What will I achieve?
By the end of this course you should be able to...
• Understand the core principles of computer vision and its various applications.
• Use Python and OpenCV to process and analyze images and video.
• Implement basic image processing techniques, such as filtering and edge detection.
• Extract features from images for analysis and interpretation.
• Apply object detection and recognition algorithms to real-world problems.
• Develop and extend your own computer vision projects using Python.
What level is the course and do I need any particular skills?
This is an intermediate-level course designed for learners with basic Python programming skills. No prior experience in computer vision is required, but a fundamental understanding of Python is necessary.

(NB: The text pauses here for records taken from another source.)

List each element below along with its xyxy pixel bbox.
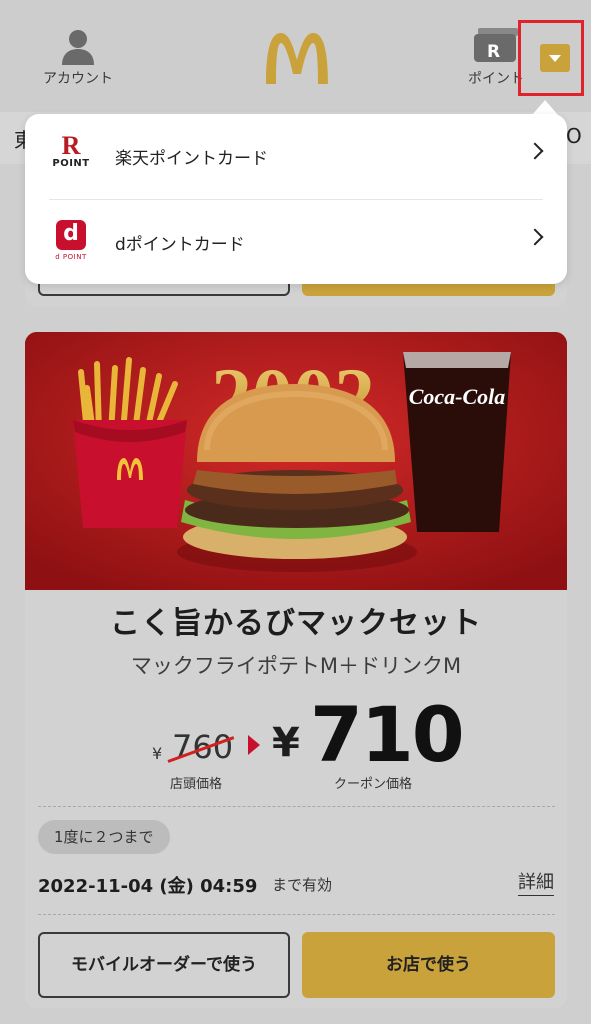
valid-until-date: 2022-11-04 (金) 04:59 [38, 876, 258, 897]
price-arrow-icon [248, 735, 260, 755]
use-mobile-order-button[interactable]: モバイルオーダーで使う [38, 932, 290, 998]
old-price-label: 店頭価格 [170, 777, 223, 792]
old-price-yen: ¥ [152, 744, 163, 763]
account-label: アカウント [43, 71, 113, 87]
coupon-price: 710 [310, 690, 465, 779]
selection-highlight [518, 20, 584, 96]
usage-limit-badge: 1度に２つまで [38, 820, 170, 854]
person-icon [62, 30, 94, 65]
point-card-menu: R POINT 楽天ポイントカード d d POINT dポイントカード [25, 114, 567, 284]
coupon-title: こく旨かるびマックセット [110, 606, 482, 641]
mcdonalds-logo [266, 33, 328, 84]
divider [38, 806, 555, 807]
chevron-right-icon [526, 142, 544, 160]
valid-until-suffix: まで有効 [272, 876, 333, 894]
point-card-glyph: R [487, 42, 501, 62]
subbar-right-text: O [566, 124, 582, 148]
d-point-icon: d d POINT [55, 220, 87, 261]
divider [38, 914, 555, 915]
popup-notch [532, 100, 558, 115]
coupon-price-label: クーポン価格 [334, 777, 413, 792]
coupon-banner-image: 2002 Coca-Col [25, 332, 567, 590]
menu-item-rakuten-point[interactable]: R POINT 楽天ポイントカード [25, 114, 567, 198]
menu-item-d-point[interactable]: d d POINT dポイントカード [25, 200, 567, 284]
coupon-subtitle: マックフライポテトM＋ドリンクM [130, 654, 462, 678]
menu-item-label: 楽天ポイントカード [115, 149, 268, 169]
svg-text:Coca-Cola: Coca-Cola [409, 384, 506, 409]
rakuten-point-icon: R POINT [52, 131, 90, 170]
detail-link[interactable]: 詳細 [518, 868, 554, 896]
new-price-yen: ¥ [272, 720, 300, 766]
use-in-store-button[interactable]: お店で使う [302, 932, 555, 998]
cola-cup: Coca-Cola [403, 352, 511, 532]
menu-item-label: dポイントカード [115, 235, 245, 255]
chevron-right-icon [526, 228, 544, 246]
account-button[interactable]: アカウント [36, 28, 120, 88]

How will I be taught, and will there be any work outside the class?
The course will be delivered through a combination of interactive lectures, coding demonstrations, and hands-on projects. You’ll complete practical coding projects during class, with encouragement to develop your own computer vision projects outside of class.
Are there any other costs? Is there anything I need to bring?
There are no additional costs for this course. All necessary materials and software, including access to OpenCV, will be provided.
When I've finished, what course can I do next?
Please click here to view all our courses in the Technology area and click here to view our Programming and Maths courses.
Disclaimer: Use of Third-Party Software
This course might require you to either use your own personal account or create an account for the purposes of this course. City Lit cannot accept any responsibility for any failings of the third party or provide technical support. Whilst using the software you will be responsible for abiding by the providers terms and conditions and maintaining your own work.
Muhammad is a passionate and experienced tutor currently studying for his PhD in Artificial Intelligence. With a strong background as a former Software Engineer and programming tutor, Muhammad combines his deep academic knowledge with practical industry experience to deliver exceptional educational experiences. Notably, he is the first to create a UAV navigation algorithm using Dispersive Flies Optimization (DFO), which outperformed conventional benchmarks typically employed by major corporations. Dedicated to making advanced technology concepts accessible for all, Muhammad is the creator of the 2-step method to mastering any technological skill from conception to completion, where each lesson is related to individually tailored experiences whilst still adhering to a consistent group-based approach. His goal is to democratize AI and technology, ensuring that these powerful tools are available to and usable by every segment of society through digital literacy and empowerment.
Please note: We reserve the right to change our tutors from those advertised. This happens rarely, but if it does, we are unable to refund fees due to this. Our tutors may have different teaching styles; however we guarantee a consistent quality of teaching in all our courses.